Examples Implemented by Software

(92) The controller 13 of the display device 1 may be implemented by a logic circuit (hardware) formed in, for instance, an integrated circuit (IC chip) or by software.

(93) For software, the display device 1 includes a computer that executes commands of a program, which is software for implementing each function. The computer includes, for instance, at least one processor (controller) and at least one computer-readable recording medium storing the program. The processor in the computer reads the program from the recording medium and executes the program to thus achieve the object of the disclosure. An example of the processor usable is a central processing unit (CPU). An example of the recording medium usable is a non-transitory tangible medium, including a read only memory (ROM), a tape, a disk, a card, a semiconductor memory, and a programmable logic circuit. The computer may also include other components, such as a random access memory for developing the program. The program may be supplied to the computer via any transmission medium (e.g., a communication network or broadcasting wave) capable of transmitting the program. One aspect of the disclosure can be implemented also in the form of a data signal in which the program is embodied by electronic transmission and that is embedded in a carrier wave.

(94) The display device according to each aspect of the disclosure may be implemented by a computer. In this case, the scope of the disclosure includes a control program of the display device that is provided for operating the computer as each unit (software components) of the display device to implement the display device using the computer. The scope also includes a computer-readable recording medium recording the control program.

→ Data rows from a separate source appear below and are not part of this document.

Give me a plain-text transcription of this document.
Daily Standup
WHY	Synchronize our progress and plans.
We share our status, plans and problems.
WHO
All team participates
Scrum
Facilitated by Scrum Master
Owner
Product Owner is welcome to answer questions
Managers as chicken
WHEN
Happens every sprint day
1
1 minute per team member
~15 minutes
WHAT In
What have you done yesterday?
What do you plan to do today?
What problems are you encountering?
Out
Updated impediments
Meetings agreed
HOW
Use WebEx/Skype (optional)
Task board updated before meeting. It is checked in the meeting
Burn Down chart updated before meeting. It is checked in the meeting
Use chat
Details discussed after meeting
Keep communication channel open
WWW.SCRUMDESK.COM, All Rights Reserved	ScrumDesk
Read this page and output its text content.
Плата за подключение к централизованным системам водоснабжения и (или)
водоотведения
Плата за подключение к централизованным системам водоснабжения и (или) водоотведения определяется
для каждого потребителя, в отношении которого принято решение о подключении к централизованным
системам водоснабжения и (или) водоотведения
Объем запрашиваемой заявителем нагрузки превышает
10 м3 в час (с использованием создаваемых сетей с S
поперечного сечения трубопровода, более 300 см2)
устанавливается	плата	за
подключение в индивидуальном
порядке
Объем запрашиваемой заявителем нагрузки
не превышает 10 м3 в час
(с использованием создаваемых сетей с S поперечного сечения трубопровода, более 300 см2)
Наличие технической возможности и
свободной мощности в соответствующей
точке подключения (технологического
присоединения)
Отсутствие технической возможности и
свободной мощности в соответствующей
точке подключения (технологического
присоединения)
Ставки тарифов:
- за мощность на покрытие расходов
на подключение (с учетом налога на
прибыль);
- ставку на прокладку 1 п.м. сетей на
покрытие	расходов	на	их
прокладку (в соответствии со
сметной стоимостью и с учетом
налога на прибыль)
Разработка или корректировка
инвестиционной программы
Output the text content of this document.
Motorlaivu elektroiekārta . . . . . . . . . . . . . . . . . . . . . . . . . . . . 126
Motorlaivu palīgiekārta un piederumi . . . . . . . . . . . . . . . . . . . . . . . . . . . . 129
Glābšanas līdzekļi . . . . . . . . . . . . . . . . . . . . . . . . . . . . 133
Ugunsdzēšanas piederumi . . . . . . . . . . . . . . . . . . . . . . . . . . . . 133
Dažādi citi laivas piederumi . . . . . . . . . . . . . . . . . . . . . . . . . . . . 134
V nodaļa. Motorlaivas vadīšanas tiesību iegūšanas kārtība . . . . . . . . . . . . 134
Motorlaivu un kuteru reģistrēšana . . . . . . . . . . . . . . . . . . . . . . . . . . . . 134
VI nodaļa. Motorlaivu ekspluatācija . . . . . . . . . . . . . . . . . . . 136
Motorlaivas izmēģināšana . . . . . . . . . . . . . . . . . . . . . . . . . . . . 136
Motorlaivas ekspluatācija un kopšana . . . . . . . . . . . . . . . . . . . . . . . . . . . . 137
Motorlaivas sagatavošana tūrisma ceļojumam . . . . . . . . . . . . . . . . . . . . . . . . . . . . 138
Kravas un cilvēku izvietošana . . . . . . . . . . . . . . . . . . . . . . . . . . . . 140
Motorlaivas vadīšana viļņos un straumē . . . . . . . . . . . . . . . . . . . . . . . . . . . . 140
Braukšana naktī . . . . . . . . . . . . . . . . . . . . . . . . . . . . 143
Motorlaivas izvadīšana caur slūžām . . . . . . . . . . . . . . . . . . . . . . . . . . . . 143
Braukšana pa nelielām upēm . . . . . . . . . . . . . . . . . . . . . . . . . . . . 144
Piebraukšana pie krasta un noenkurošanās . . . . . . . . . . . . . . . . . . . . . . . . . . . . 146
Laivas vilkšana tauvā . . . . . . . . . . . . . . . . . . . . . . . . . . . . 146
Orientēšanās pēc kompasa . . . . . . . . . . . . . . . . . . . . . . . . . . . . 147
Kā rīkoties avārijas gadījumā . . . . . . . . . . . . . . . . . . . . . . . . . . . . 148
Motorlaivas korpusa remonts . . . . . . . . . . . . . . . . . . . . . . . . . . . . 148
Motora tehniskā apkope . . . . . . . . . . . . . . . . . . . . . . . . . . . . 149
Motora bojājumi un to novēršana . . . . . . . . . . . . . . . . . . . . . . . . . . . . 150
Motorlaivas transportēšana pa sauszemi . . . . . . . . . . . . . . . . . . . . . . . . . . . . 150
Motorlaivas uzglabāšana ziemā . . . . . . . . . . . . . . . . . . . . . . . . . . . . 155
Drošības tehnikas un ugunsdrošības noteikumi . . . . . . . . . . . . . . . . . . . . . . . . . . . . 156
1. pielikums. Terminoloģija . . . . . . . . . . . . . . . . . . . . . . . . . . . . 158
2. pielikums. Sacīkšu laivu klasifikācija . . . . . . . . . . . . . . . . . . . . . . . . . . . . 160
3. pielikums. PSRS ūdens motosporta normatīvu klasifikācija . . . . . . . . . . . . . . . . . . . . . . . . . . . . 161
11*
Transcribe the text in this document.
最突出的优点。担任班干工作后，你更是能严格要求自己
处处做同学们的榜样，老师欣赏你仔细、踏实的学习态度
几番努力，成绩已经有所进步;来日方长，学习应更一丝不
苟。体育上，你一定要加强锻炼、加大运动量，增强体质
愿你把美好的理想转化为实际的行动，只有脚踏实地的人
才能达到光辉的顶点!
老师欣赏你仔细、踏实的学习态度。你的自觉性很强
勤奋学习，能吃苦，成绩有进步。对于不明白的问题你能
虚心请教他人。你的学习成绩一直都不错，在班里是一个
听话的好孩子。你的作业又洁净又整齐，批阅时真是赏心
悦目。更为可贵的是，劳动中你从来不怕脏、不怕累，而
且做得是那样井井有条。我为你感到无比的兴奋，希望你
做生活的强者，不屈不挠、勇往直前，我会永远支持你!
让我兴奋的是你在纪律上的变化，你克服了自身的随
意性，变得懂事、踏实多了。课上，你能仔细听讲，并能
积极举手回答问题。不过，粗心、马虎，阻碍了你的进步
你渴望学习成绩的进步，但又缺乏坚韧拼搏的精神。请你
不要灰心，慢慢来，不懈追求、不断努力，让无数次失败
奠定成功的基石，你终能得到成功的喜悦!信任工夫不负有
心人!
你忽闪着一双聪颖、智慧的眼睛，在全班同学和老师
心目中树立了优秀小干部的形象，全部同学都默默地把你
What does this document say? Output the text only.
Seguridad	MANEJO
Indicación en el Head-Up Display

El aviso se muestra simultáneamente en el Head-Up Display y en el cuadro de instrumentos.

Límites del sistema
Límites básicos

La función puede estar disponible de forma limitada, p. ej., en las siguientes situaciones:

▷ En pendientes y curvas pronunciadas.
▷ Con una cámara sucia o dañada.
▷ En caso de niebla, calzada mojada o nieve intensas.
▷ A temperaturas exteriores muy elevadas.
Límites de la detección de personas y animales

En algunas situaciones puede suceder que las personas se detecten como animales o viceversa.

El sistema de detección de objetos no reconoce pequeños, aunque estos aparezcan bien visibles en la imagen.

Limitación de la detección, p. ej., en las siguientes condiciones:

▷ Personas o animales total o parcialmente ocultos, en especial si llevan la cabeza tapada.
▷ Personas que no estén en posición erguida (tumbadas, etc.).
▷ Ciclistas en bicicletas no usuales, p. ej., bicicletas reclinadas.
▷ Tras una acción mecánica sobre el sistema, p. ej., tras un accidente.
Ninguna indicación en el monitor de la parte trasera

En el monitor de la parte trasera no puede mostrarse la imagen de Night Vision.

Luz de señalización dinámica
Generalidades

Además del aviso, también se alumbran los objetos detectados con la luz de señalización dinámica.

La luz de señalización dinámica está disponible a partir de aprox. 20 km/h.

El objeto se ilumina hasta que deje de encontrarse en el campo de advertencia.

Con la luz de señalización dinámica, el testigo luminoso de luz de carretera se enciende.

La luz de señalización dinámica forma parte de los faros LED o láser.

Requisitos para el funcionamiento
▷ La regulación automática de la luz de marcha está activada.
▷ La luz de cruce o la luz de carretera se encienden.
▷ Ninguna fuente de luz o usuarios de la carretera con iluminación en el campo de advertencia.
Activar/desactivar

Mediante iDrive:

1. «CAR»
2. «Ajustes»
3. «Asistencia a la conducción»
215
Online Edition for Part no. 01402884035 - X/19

(95) The disclosure is not limited to the foregoing preferred embodiments. Numerous modifications can be devised within the scope of the claims. The technical scope of the disclosure includes as well a preferred embodiment that is obtained in combination, as appropriate, with technical means disclosed in respective different preferred embodiments. Furthermore, combining the technical means disclosed in the respective preferred embodiments can provide a new technical feature.